Tests

1st tests to order

serum bicarbonate

Test
Result
Test

The most sensitive test for most forms of RTA. The finding of low serum bicarbonate concentration is the usual starting point for investigating metabolic acidosis.[41][4] Typically, between 15 to 19 mEq/L in proximal RTA; classic distal RTA may present with a lower serum bicarbonate; hypobicarbonatemia is not as severe in hyperkalemic distal (type IV) RTA. In incomplete RTA the bicarbonate is typically normal in the absence of acid loading.

A severe depression of serum bicarbonate (<18 mEq/L, or even <15 mEq/L) is the usual starting point for the diagnosis of Fanconi syndrome. Once it is determined that the bicarbonate is appropriately low, a blood gas determination of arterial pH is mandatory to exclude the diagnosis of respiratory alkalosis.

Result

low

serum chloride

Test
Result
Test

In the absence of confounding conditions, patients with complete forms of RTA are hyperchloremic, but chloride is usually normal in incomplete distal RTA. If both the serum bicarbonate and chloride are below normal and the serum sodium is normal, the patient has an anion gap disorder.

If metabolic acidosis is confirmed by measurement of pH and bicarbonate concentration, the finding of increased chloride levels advances the diagnosis to hyperchloremic metabolic acidosis.

Result

elevated

serum sodium

Test
Result
Test

If both the serum sodium and chloride are elevated, the possibility of true dehydration is considered.

Result

expect normal

serum potassium

Test
Result
Test

Serum potassium below 3.5 mEq/L is typical for proximal RTA and classic distal RTA; a serum potassium above 5.0 is typical for hyperkalemic distal RTA.[4]

Result

variable

arterial blood pH

Test
Result
Test

By definition the arterial blood pH must be below normal (<7.35) to make the diagnosis of classic distal RTA, proximal RTA (including Fanconi syndrome), and hyperkalemic distal RTA unless the patient has a mixed acid-base picture due to the presence of a concomitant alkalotic disorder.[35][41][4]

Incomplete distal RTA often has normal arterial pH and can only be diagnosed after provocative testing.

If the arterial pH is normal or higher in the absence of a second acid-base disorder, a patient with low serum bicarbonate and potassium has respiratory alkalosis and not RTA.

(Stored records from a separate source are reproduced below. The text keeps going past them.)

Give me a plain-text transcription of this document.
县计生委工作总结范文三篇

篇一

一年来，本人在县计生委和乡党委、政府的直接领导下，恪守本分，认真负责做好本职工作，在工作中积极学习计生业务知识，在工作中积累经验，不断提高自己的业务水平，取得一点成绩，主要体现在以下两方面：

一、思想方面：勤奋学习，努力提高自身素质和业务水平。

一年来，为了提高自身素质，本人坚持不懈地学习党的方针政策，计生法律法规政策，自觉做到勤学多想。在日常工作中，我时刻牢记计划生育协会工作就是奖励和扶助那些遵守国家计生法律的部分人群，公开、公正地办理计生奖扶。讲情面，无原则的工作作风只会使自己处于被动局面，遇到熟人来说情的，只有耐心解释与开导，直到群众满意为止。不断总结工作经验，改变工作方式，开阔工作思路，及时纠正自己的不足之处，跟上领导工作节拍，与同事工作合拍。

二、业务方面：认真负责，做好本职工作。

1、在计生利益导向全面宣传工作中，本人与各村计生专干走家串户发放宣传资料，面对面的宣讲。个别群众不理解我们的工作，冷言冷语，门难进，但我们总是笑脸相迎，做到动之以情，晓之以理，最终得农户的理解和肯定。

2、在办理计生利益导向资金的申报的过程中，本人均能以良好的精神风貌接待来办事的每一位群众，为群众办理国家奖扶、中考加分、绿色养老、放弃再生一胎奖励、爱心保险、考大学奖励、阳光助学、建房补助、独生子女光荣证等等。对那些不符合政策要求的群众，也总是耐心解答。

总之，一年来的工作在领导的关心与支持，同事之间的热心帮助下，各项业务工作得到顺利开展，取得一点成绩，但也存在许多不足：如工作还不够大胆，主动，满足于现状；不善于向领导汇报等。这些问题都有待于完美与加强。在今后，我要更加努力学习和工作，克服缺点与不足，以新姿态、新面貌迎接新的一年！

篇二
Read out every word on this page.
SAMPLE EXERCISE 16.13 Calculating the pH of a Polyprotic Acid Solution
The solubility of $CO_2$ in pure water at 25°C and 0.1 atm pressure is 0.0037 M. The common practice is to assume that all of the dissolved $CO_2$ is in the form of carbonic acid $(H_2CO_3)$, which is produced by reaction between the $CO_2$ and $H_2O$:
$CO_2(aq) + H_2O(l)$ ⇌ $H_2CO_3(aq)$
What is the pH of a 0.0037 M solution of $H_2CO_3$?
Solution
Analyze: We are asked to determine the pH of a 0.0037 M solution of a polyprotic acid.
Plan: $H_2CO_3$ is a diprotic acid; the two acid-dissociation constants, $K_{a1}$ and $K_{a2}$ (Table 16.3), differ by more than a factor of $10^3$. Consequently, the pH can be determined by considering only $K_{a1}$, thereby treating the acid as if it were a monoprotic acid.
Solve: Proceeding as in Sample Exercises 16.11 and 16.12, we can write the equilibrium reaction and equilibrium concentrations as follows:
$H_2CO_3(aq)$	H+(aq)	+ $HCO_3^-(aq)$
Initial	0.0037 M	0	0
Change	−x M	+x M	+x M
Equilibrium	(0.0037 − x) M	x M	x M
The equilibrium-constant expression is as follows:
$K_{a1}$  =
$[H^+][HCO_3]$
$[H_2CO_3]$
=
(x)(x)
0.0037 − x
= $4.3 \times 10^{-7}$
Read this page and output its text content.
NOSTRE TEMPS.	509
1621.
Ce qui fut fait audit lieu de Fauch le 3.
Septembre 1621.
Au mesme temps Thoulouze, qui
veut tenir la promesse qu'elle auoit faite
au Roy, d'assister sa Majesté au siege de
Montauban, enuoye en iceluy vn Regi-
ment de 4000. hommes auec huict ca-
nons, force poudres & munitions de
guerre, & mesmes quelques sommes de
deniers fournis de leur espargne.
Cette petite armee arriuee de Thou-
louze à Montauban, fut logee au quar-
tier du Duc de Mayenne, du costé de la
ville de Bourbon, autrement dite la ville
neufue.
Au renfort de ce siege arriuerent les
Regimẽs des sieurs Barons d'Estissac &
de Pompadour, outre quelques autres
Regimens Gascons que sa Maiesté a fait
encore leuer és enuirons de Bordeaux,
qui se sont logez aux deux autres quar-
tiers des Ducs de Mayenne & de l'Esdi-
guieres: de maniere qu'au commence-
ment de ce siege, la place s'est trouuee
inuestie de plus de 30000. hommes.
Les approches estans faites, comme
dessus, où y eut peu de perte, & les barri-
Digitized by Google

It has been suggested that children at low percentile height for age have arterialized venous pH measurement before age of 3 years.[134][136] However, an analysis of children in the Netherlands and Belgium found decreasing weight in children aged younger than 3 years to be a sufficient reason to perform a blood gas analysis, but this investigation was not effective in children older than 3 years.[134]

Result

low

serum anion gap

Test
Result
Test

In all types of RTA, the anion gap is normal (<12 mEq/L), whereas an increased serum anion gap indicates the presence of another type of acidosis.[130]

A normal anion gap with acidosis limits the diagnostic possibilities to RTA, diarrheal loss of bicarbonate, and acid ingestion.

Result

normal

urine pH

Test
Result
Test

Most sensitive and specific test for diagnosis of classic distal RTA. The diagnosis of classic distal RTA is made when urine pH cannot be lowered below 5.5 in the face of hyperchloremic metabolic acidosis with abnormally low arterial pH.[35][41][4]

The urine pH is less than 5.5 in patients with untreated proximal RTA.[2] Urine pH is also low in hyperkalemic distal RTA. 

Result

>5.5 in classic distal RTA

Tests to consider

serum aldosterone

Test
Result
Test

Most sensitive and specific test for aldosterone deficiency, a cause of hyperkalemic distal RTA. Recommended to be performed in patients with hyperkalemic distal RTA, who are not taking any medications known to cause the disorder.

Aldosterone deficiency is marked by low aldosterone despite hyperkalemia and acidemia. In aldosterone resistance the level is normal or elevated.

Result

low in aldosterone deficiency states, normal or high in aldosterone resistance

urine anion gap

Test
Result
Test

Only performed if distal RTA is suspected and urine pH is above 5.3 during acidemia.

The urine anion gap (UAG) is calculated using the equation: urinary cations [sodium + potassium] – urinary anions [chloride]. In the setting of normal kidney function and hyperchloremic metabolic acidosis, the UAG is less than zero.[124] When the UAG is positive, it indicates low urinary ammonium.[125]

Result

positive

measurement of fractional bicarbonate excretion

Test
Result
Test

Standard test for proximal RTA. The fractional excretion of bicarbonate (FE bicarbonate %) from urine and blood bicarbonate and creatinine is calculated.

FE bicarbonate % = 100 × (urine bicarbonate/serum bicarbonate)/(urine creatinine/serum creatinine).

In proximal RTA, the FE bicarbonate % exceeds 10% to 15% when serum bicarbonate exceeds 20 to 22 mEq/L.[4]

Result

bicarbonaturia in proximal RTA

urine PCO₂ bicarbonate infusion

Test
Result
Test

0.9% sodium bicarbonate is infused until urine bicarbonate concentration reaches 80 mEq/L. Urine is collected under oil or drawn into a syringe immediately after voiding. The urine PCO₂ is determined with a blood gas analyzer. Measurement is made before and after the sodium bicarbonate is infused.

Urine PCO₂ does not rise in distal RTA. If distal acidification is normal, the measured urine PCO₂ will be >70 mmHg (torr) after the infusion of enough bicarbonate to produce a urinary bicarbonate concentration >80 mEq/L.[128]

Result

PCO₂ does not rise in distal RTA

furosemide test

Test
Result
Test

The effect of a dose of 40 or 80 mg furosemide on urine pH and potassium concentration is compared with pre-furosemide values. Urine results are measured hourly for up to 3 hours. Normal individuals lower pH to <5.5, and increase urine potassium.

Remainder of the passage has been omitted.